Ninja the cat must have had some stealthy skills to live through what would have been the greatest adventure of his life so far.
The feline survived the flooding in the hardest hit area of Sumas Prairie in Abbotsford to end up two weeks later almost 20 kilometres away at his former home.
Owner Lia Bergen still can’t believe it.
“It’s crazy! I’m still trying to figure out how he got there,” she said.
Bergen and her husband Henry live on a six-acre property on No. 4 Road in the “lake bottom” area of Sumas Prairie, which suffered the worst of the flooding. (The evacuation order for the area was lifted just on Friday.)
At the start of the flooding in mid-November, Ninja had been with them for five or six weeks.
Bergen had put the word out among her family and friends that they were looking for a cat to keep potential mice away.
They wanted a kitten because they thought their dog, Boomer, would adapt better to a young cat than an adult one.
Over the Thanksgiving weekend in October, Bergen got a call from her friend Linda in the Huntingdon area, saying the neighbourhood had a stray cat that had been wandering around since the summer.
“She told me she had been taking care of him. He was super socialized and she told me he would come right up to her grandchildren and they could pick it up … But she’s highly allergic.”
Linda had posted on the community’s Facebook page to try to find the owner, but nobody came forward. She asked Bergen if she wanted the cat, who was estimated to be around nine months old.
Bergen brought him home, and he instantly settled on her lap and made friends with Boomer.
Henry named him Ninja because he was all black, except for two white markings, including a strip along his groin area that Bergen dubbed his “loincloth.”
Henry, a heavy-duty mechanic, was away working on the Coastal GasLink pipeline when heavy rains began pounding Abbotsford on the evening of Sunday, Nov. 14.
Bergen was at home the following morning when firefighters knocked on her door and told her that the neighbourhood was being evacuated due to severe flooding. (The Nooksack River in Washington State had overflowed its banks, and the Sumas Diking system suffered several breaches.)
She had 10 minutes to grab her things and leave.
“I put the dog in the car, and the dog food in the car, and the cat in the car.
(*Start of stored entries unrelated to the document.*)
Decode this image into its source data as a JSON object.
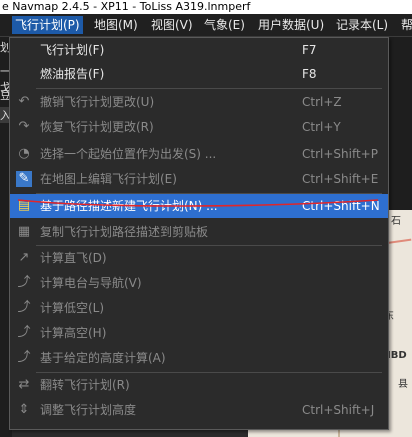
{
  "window": {
    "title": "e Navmap 2.4.5 - XP11 - ToLiss A319.lnmperf"
  },
  "menubar": [
    {
      "label": "飞行计划(P)",
      "active": true
    },
    {
      "label": "地图(M)",
      "active": false
    },
    {
      "label": "视图(V)",
      "active": false
    },
    {
      "label": "气象(E)",
      "active": false
    },
    {
      "label": "用户数据(U)",
      "active": false
    },
    {
      "label": "记录本(L)",
      "active": false
    },
    {
      "label": "帮",
      "active": false
    }
  ],
  "left_strip": [
    "划",
    "一戈",
    "豆",
    "入"
  ],
  "map": {
    "labels": [
      "石",
      "东",
      "IBD",
      "县"
    ]
  },
  "menu": {
    "items": [
      {
        "icon": "none",
        "label": "飞行计划(F)",
        "shortcut": "F7",
        "state": "normal"
      },
      {
        "icon": "none",
        "label": "燃油报告(F)",
        "shortcut": "F8",
        "state": "normal"
      },
      {
        "icon": "undo-icon",
        "label": "撤销飞行计划更改(U)",
        "shortcut": "Ctrl+Z",
        "state": "disabled"
      },
      {
        "icon": "redo-icon",
        "label": "恢复飞行计划更改(R)",
        "shortcut": "Ctrl+Y",
        "state": "disabled"
      },
      {
        "icon": "departure-icon",
        "label": "选择一个起始位置作为出发(S) ...",
        "shortcut": "Ctrl+Shift+P",
        "state": "disabled"
      },
      {
        "icon": "edit-plan-icon",
        "label": "在地图上编辑飞行计划(E)",
        "shortcut": "Ctrl+Shift+E",
        "state": "disabled"
      },
      {
        "icon": "new-plan-from-route-icon",
        "label": "基于路径描述新建飞行计划(N) ...",
        "shortcut": "Ctrl+Shift+N",
        "state": "selected"
      },
      {
        "icon": "copy-route-icon",
        "label": "复制飞行计划路径描述到剪贴板",
        "shortcut": "",
        "state": "disabled"
      },
      {
        "icon": "direct-icon",
        "label": "计算直飞(D)",
        "shortcut": "",
        "state": "disabled"
      },
      {
        "icon": "radio-nav-icon",
        "label": "计算电台与导航(V)",
        "shortcut": "",
        "state": "disabled"
      },
      {
        "icon": "low-airway-icon",
        "label": "计算低空(L)",
        "shortcut": "",
        "state": "disabled"
      },
      {
        "icon": "high-airway-icon",
        "label": "计算高空(H)",
        "shortcut": "",
        "state": "disabled"
      },
      {
        "icon": "altitude-calc-icon",
        "label": "基于给定的高度计算(A)",
        "shortcut": "",
        "state": "disabled"
      },
      {
        "icon": "reverse-icon",
        "label": "翻转飞行计划(R)",
        "shortcut": "",
        "state": "disabled"
      },
      {
        "icon": "adjust-altitude-icon",
        "label": "调整飞行计划高度",
        "shortcut": "Ctrl+Shift+J",
        "state": "disabled"
      }
    ]
  },
  "colors": {
    "selected_bg": "#2e6fd0",
    "active_menu_bg": "#1d5aa8",
    "annotation_red": "#e0262a"
  }
}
I was really trying to be careful to close the door because I didn’t want anybody escaping while this was all happening,” Bergen said.
She had planned to stay with a friend in Abbotsford, but the route she was directed to take led her to Chilliwack. She had another friend there who offered Bergen a place to stay.
The drive took about 90 minutes, and when Bergen parked and opened the car door for the first time, Ninja was nowhere to be found.
“I was terrified. I didn’t know how he jumped out because I was trying to be super careful, but I know it was a little bit chaotic,” she said.
Bergen was distraught but there was nothing she could do. The roads from Chilliwack to Abbotsford were not driveable for many days and the land around her property was submerged in floodwaters.
She assumed that either Ninja had stayed in the house and was safe in an area that the waters hadn’t reached or that he had perished.
But a phone call from Linda put those thoughts to rest.
“She called me and said that, on Dec. 2 back in Huntingdon, he showed up at her house … I said, ‘I don’t understand. Are you sure it’s him?’ ”
Linda was positive – the cat sported the distinctive “loincloth” marking across his belly. He was thinner than before, but otherwise had nary a scratch.
The friends were at a loss to figure out how Ninja would have survived and made his way such a long distance.
“I can’t even explain it. How do you explain it with the flooding that (occurred)? My house was in the deepest of the flooding,” Bergen said.
She hasn’t yet been reunited with Ninja. Linda found a nearby farm that is fostering him, while Bergen deals with the destruction of the flood, which demolished the couple’s property and the bottom floor of their home.
She has to keep generators and pumps going and the doors open to try to dry things out – not conducive to keeping a cat contained.
But Bergen is happy that, in the midst of such chaos and destruction, Ninja’s story can provide a boost to those who hear it.
“It’s like a Disney movie,” she said.